What is it EXACTLY that you love so much?

I'm surprised (pleasantly surprised) that my "Everyone thinks we are Crazy" post has gotten so much attention. Many of my friends and family have since been asking: What is it EXACTLY about Cairo that you love so much.


So many things. So many that I've decided that I'll just write them down as they come to me:

I used to have coffee at the Segafrado on the main road in Zamalek (July 26). I sat by the window and watched the streetlife and this same scene was repeated countless times: a bus barely slows at the stop. A passenger wanting to get on, reaches out his hand. From inside the bus, two hands pull him on to the bus while a passerby pushes him onto the bus. None of the people involved know each other and go their separate ways. So what? I love that people just automatically help each other. We're all in this together, it says.

The other day, YK and I were on the metro and a blind man got on. He was alone. Two groups of unrelated travelers were crammed on the metro on either side of him. Without a word, one man from the group on the left and one man from the group on the right offered their arms to the blind man and escorted him off the metro when his stop came. They asked if he needed anything more and went off in opposite directions to carry on their journeys.
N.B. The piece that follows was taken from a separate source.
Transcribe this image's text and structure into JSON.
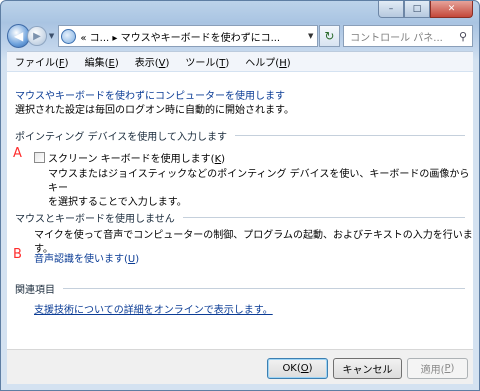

I cannot count the conversations that have taken place as we barrel full speed ahead in Cairo traffic. Car to car, people will pass comments on a third car or a scene taking place in the next lane or by the side of the road. They'll share a joke as they cut each other off or change lanes. So many times, our cab driver has leaned out and given directions to the car driving beside us.

I love Cairo because everyone is interacting with the people around them. They are INVOLVED. I know there is no way a Cairene could walk past someone in distress without offering to help. A Cairene will give you advice and directions (granted: whether you ask for it or not) and will strike up a conversation wherever there is a sliver of a space for it. If a Cairene catches your eye, he/she cannot help but say "Salaam" and ask you how you are. It would be unnatural not to. Unheard of. Impossible.

That is just one of the things I love about Cairo.


amreen said...

those are wonderful reasons to love a city - sounds like an incredibly compassionate environment. i'm excited to hear about what Eid is like there? blog about it! we'll miss you at Namaaz.

Forsoothsayer said...

how long have u lived here? because the longer i live here, the more i hate it.

Cairomaniac said...

Ok, so to Forsoothsayer (I have no idea who you are, by the way) I don't understand people like you. If you hate it so much....why do you stay? and since I don't search out your blog to leave posts about how wonderful it is here, why do you seek mine out to leave posts telling me how much you hate it here? Who asked you to stay? Go home. And if you don't want to go home, stop bringing down the party. Jeez.

Burgundy said...

hi. assalam'alykum. seems like yur a desi muslim in egypt.

wel well what do u know. me too.
after 6 months of being here, yeh im just loving it.

its very involved and lively like u said.

however, after 6 months, im a tad bit lonely cuz most of my frends are busy busy learning arabic and al that.

where do u live in cairo? do u work?

ive got two kids. and at the moment, we live in nasr city. although w/ all the breathing issues my daughter is having, i dont think we'll be here in nasr city much longer.